In order to cast the net as widely as possible and to bring literary and religious figures into the discussion, I reject David Cooper's notion that existentialism refers to a “relatively systematic philosophy” (1999, 8) and agree with commentators like Jeff Malpas (2012) who suggest that such a view invariably excludes seminal literary figures like Camus, Tolstoy, Dostoevsky, and Kafka, and perhaps even Kierkegaard and Nietzsche themselves, whose indirect and aphoristic styles were anything but systematic. Indeed, I want to argue that these literary approaches are one of the major reasons why existentialism became the cultural phenomenon that it did.

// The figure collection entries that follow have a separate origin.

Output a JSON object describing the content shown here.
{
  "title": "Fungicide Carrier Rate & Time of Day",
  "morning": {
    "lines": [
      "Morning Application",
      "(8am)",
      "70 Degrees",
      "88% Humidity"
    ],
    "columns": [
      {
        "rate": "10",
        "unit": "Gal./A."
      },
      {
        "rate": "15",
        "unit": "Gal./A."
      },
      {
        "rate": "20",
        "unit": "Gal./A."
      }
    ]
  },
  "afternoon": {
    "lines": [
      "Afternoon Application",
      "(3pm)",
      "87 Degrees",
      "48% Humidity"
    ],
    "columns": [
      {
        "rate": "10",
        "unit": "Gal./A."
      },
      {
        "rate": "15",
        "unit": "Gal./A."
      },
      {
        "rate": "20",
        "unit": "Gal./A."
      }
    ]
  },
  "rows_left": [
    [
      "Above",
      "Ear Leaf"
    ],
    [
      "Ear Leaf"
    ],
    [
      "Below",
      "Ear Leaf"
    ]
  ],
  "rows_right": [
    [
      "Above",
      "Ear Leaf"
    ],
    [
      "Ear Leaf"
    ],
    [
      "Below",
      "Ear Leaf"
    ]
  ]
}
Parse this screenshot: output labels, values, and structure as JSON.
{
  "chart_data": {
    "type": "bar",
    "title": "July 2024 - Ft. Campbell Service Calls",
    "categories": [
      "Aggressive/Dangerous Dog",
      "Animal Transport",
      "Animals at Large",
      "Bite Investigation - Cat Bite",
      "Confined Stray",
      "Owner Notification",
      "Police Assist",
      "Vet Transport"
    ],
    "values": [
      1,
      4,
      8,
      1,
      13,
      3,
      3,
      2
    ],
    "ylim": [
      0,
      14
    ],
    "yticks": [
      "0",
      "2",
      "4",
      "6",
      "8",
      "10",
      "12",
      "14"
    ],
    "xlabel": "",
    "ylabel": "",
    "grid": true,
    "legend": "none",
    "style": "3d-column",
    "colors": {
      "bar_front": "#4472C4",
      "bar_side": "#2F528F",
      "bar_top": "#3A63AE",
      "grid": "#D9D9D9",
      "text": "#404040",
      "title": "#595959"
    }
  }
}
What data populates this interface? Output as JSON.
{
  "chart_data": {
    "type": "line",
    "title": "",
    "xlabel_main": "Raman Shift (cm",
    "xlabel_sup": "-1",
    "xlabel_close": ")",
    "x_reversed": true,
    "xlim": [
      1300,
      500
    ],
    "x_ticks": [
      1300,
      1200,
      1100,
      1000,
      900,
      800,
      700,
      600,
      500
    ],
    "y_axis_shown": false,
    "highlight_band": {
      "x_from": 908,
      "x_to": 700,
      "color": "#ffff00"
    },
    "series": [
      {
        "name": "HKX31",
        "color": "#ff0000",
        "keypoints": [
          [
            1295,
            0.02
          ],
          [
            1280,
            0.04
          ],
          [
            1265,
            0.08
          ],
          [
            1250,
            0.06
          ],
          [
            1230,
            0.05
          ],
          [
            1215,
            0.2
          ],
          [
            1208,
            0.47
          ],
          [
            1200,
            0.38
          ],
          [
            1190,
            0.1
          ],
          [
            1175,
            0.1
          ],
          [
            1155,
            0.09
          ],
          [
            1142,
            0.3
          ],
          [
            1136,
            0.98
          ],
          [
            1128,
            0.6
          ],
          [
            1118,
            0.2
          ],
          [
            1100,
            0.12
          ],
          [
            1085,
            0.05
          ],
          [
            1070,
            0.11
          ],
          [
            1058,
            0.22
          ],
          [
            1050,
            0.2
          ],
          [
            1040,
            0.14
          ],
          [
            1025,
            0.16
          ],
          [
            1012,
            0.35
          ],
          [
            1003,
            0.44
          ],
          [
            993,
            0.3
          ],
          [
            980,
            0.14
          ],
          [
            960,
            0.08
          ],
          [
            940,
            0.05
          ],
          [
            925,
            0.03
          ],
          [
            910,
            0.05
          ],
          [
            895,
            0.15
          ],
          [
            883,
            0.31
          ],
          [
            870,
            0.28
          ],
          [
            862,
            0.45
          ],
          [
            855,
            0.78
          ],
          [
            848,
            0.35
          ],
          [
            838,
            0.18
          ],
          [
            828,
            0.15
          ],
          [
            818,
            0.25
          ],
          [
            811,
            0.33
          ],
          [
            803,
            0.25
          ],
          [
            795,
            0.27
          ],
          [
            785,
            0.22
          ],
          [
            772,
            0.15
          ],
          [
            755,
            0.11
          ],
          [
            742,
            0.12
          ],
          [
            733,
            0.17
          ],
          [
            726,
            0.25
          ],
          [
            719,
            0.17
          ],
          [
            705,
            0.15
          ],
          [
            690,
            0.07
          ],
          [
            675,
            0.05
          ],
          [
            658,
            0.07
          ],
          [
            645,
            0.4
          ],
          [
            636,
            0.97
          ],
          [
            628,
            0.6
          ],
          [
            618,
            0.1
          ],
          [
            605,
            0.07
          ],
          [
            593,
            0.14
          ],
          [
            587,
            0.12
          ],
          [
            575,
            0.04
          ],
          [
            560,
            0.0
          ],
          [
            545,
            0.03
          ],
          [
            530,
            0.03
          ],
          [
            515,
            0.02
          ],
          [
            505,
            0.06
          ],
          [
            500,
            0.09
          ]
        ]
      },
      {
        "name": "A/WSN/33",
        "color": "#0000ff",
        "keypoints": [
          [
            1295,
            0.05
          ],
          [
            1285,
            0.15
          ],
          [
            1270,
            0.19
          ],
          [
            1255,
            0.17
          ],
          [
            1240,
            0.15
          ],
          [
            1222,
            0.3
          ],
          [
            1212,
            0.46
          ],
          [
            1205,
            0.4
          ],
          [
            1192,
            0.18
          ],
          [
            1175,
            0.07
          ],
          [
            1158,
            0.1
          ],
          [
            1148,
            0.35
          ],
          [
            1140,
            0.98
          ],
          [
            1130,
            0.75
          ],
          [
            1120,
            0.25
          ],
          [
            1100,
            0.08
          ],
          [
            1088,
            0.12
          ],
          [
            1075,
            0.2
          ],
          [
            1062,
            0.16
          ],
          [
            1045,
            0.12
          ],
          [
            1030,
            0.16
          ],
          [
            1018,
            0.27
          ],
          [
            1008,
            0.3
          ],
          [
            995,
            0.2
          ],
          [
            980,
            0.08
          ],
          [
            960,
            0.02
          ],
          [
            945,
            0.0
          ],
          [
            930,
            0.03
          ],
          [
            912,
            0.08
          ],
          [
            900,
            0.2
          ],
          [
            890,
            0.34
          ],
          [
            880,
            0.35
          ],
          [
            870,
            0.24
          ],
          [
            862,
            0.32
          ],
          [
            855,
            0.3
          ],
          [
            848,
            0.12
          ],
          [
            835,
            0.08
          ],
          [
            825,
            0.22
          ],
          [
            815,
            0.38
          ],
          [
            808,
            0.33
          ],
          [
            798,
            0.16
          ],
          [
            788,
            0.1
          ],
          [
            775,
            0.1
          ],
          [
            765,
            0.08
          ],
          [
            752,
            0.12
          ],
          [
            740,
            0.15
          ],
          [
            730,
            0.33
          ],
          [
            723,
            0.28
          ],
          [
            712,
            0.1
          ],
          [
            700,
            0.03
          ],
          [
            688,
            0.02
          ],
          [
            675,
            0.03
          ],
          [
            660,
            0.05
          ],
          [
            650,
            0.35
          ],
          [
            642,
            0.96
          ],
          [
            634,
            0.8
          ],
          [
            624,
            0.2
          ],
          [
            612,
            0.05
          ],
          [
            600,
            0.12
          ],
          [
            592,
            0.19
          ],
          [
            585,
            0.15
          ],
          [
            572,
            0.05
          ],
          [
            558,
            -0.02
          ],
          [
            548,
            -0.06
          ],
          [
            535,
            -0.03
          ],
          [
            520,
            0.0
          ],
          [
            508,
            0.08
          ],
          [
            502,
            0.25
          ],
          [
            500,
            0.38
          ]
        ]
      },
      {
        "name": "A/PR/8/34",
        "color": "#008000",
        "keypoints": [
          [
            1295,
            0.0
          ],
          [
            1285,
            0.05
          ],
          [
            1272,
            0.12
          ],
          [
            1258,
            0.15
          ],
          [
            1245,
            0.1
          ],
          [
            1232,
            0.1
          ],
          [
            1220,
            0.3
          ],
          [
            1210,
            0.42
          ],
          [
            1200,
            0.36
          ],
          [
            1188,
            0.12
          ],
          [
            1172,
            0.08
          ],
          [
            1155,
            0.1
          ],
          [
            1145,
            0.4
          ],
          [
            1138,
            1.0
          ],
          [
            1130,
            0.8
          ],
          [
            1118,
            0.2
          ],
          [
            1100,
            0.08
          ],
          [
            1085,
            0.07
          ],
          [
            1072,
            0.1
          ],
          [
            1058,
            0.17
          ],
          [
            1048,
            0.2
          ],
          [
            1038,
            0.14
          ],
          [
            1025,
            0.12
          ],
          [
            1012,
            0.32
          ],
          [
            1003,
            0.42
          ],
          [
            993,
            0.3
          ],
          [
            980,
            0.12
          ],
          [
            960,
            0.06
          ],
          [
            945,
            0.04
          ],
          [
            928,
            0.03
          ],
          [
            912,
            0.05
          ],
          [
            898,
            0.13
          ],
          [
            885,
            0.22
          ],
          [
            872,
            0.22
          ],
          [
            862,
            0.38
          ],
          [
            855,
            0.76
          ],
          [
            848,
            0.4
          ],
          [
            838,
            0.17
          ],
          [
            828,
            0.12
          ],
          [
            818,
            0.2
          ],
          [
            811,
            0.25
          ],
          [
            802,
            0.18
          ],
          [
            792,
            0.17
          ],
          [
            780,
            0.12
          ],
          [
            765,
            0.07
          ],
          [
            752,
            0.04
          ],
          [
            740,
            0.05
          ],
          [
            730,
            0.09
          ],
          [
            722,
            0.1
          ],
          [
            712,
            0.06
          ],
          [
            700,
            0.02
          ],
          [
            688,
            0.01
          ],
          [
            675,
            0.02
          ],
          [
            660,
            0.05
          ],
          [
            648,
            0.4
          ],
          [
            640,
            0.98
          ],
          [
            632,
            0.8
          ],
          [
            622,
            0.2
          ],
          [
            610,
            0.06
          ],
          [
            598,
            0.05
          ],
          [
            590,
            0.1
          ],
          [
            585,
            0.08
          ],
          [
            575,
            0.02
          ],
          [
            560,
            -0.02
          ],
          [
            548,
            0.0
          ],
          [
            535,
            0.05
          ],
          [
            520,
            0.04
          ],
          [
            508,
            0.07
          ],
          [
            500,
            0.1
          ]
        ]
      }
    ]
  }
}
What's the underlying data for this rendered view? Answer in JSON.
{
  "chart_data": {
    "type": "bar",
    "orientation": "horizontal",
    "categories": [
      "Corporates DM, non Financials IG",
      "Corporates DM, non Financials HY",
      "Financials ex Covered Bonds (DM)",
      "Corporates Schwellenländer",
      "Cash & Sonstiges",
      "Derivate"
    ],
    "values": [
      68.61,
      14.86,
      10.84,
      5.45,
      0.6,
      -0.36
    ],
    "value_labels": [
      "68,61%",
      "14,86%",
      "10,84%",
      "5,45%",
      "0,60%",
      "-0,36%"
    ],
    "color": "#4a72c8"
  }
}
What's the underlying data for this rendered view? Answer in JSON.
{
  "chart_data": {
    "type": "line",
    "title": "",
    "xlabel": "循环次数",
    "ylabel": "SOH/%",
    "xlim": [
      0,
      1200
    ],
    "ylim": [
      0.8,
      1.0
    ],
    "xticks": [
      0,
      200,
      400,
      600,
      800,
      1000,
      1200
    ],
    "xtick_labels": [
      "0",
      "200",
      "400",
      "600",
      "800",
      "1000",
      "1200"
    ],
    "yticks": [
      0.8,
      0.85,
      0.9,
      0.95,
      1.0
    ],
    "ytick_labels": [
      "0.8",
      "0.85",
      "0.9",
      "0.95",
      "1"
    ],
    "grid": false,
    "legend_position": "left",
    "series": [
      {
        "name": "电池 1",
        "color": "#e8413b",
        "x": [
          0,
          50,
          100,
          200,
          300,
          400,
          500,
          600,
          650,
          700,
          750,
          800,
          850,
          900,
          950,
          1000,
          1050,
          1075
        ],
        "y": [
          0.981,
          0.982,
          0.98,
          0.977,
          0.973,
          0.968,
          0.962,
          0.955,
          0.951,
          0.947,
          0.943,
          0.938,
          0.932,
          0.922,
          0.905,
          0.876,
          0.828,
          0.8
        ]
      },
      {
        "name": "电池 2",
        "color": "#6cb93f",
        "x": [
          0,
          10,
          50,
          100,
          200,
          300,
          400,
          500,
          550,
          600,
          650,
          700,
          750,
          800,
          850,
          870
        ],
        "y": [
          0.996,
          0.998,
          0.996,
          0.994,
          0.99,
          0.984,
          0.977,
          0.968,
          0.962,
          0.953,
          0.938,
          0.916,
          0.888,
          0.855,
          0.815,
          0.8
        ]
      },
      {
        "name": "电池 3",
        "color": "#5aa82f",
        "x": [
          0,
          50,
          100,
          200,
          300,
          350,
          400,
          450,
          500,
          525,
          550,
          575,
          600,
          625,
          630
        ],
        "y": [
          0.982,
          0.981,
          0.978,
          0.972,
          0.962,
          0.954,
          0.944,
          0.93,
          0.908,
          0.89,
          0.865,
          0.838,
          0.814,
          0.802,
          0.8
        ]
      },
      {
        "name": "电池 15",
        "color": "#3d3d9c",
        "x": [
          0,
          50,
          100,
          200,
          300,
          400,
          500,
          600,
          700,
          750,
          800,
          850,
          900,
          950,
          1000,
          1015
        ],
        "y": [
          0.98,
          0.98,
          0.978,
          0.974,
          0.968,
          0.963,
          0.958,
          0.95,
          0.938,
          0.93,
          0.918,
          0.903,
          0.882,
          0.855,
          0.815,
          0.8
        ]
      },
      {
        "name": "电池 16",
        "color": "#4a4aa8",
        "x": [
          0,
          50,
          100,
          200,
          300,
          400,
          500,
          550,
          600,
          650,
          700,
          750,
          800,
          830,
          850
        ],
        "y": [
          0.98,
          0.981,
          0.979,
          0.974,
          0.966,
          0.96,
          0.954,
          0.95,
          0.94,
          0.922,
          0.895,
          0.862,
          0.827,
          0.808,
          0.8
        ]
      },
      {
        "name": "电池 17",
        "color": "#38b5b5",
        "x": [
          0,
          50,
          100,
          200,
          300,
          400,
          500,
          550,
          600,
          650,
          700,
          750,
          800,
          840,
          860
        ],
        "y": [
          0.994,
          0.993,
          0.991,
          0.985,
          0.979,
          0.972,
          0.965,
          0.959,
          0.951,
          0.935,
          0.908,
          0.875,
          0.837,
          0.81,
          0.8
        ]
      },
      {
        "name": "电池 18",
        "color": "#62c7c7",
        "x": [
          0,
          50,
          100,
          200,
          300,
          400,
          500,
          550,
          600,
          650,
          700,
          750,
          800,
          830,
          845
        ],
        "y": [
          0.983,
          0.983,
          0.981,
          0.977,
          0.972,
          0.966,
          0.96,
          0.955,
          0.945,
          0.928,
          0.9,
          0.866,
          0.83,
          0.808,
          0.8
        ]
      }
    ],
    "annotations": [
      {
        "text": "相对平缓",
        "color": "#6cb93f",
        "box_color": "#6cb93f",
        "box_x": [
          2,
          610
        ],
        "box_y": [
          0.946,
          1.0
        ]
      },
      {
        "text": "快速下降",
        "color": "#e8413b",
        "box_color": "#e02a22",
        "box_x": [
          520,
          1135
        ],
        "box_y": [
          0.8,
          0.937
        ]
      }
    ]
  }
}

With little or no training in academic philosophy, readers were provided with vivid and accessible points of entry into the ultimate questions of ‘absurdity,’ ‘freedom,’ and ‘death.’ By broadening the term in this way, I can draw on a more comprehensive range of figures as they become relevant to particular topics, regardless of whether or not they were philosophers or literary figures and whether or not they were inclined to self-identify as ‘existentialists.’ For the purposes of this project, if the work engages the struggle of the human condition, the anguish at the loss of moral absolutes, and the vertiginous freedom of self-creation, it can be called existentialism.